A Satirical Reflection on Oppression, Resistance, and Bodily Fluids
Prelude: On the Art of Petty Defiance
It was 1982, and I was a college freshman when I arrived at Virginia Tech for band camp — a peculiar blend of Animal House mayhem and Marine Corps discipline. We were prepared to march, sweat, line dance, hyperventilate, and suffer — but above it all, we had to fuck with the system.
It started innocently: SIR YES SIR responses to every command. Harmless mimicry, right? But the overlords (a.k.a. drum majors, directors, and squad leaders with clipboards and too much authority) didn’t like their boot camp turning into a Monty Python sketch. So, we escalated. More SIRs, louder salutes, synchronized idiocy.
Eventually, they broke. We won. Not a war. Not a revolution. But a moment. A single, stupid, glorious moment of defiance that still resonates with me.
That’s the thing about oppression — even temporary, even theatrical — it beckons rebellion, even if it’s just flipping off the gods with jazz hands.
Fight Club for the Downtrodden (or: Semen as Protest)
Fast-forward 2,000 years: We have Fight Club, a love letter to the pissed-off proletariat, wrapped in soap and sweaty abs. Tyler Durden teaches the oppressed to make explosives out of fat and philosophy, to piss in the soup of the ruling class (literally), and to reclaim chaos as a form of art.

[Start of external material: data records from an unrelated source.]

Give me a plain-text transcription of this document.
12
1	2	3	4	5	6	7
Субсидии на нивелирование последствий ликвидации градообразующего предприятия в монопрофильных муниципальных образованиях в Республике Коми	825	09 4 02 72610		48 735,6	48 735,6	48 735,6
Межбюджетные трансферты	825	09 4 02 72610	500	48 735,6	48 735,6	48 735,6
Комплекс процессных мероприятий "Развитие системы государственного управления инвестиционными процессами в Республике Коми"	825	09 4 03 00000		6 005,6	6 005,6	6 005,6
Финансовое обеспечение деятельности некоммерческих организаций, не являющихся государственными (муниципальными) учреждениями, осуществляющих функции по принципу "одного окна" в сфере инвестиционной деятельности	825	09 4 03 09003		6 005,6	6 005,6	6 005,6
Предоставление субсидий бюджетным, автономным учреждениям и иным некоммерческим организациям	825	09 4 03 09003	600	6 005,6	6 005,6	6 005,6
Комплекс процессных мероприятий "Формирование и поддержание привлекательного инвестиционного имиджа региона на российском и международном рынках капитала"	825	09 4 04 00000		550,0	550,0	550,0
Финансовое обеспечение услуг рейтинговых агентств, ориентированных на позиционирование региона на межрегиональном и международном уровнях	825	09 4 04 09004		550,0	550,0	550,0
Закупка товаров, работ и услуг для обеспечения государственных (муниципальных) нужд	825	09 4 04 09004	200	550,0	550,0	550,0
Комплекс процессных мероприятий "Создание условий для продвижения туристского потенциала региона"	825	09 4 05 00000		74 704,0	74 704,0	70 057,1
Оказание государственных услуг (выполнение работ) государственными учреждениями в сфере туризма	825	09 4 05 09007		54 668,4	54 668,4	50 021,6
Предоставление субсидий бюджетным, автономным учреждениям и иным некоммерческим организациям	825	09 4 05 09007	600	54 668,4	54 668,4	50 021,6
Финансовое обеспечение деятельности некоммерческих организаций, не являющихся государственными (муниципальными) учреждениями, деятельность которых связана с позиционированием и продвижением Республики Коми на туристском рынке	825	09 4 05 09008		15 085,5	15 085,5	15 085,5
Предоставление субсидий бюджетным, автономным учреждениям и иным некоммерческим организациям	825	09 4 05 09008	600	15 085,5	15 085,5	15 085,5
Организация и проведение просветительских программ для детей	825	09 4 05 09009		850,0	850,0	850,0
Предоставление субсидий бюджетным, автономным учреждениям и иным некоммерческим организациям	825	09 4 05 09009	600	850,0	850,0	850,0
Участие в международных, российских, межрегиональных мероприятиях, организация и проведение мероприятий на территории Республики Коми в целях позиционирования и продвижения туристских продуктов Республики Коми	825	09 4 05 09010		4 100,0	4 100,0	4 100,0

Which brings us to my hypothesis: What if the ancient slaves, tired of being fondled, fetishized, and farmed for every drop of utility, convinced their vain captors that semen made for a divine beauty treatment?
“Yes, my liege. Rub it all over your face. It’s very rejuvenating.”
What started as a practical joke becomes a ritual. Cleopatra’s cousin is smearing tribute across her cheeks every night, while the slave who suggested it tells his bunkmates the story — and they laugh so hard it still echoes today.
The Overlords Always Forget the Kitchen
From Roman generals to modern generals, one truth endures: Never piss off the kitchen staff. I've heard it from soldiers across armies—commanders who mistreat their cooks might discover their steak tartare contains a little extra protein. Here's the irony: many of these commanders used to be grunts themselves. They understand, yet they've become believers in the very system that once crushed them.
Why? Because power breeds amnesia. Once you're the one being served, the possibility that someone could despise you with subtle, artful malice becomes too uncomfortable to acknowledge.
The Folly of the Elites
Elites build their thrones on the assumption that respect can be earned — or at least purchased. They forget that while the victors may write history, the oppressed can and will season their food accordingly.
They think control means loyalty and obedience. They think surveillance prevents subversion. They believe beauty comes from expensive creams — not from the bitter laughter of those who tricked them into slathering slave jizz on their foreheads or injecting salmon jizz into their faces.
They think the band kids are just marching to the beat. They forget that we are always mocking them — in the kitchen, in the trenches, in the bunkers, and yes, even in marching band.
Closing Statement
This is not a call to violence. It is a call to wake the fuck up. Just because you see an influencer (or anyone) doing something crazy, do your research first. At the very least, ask a trusted chatbot about the possible side effects.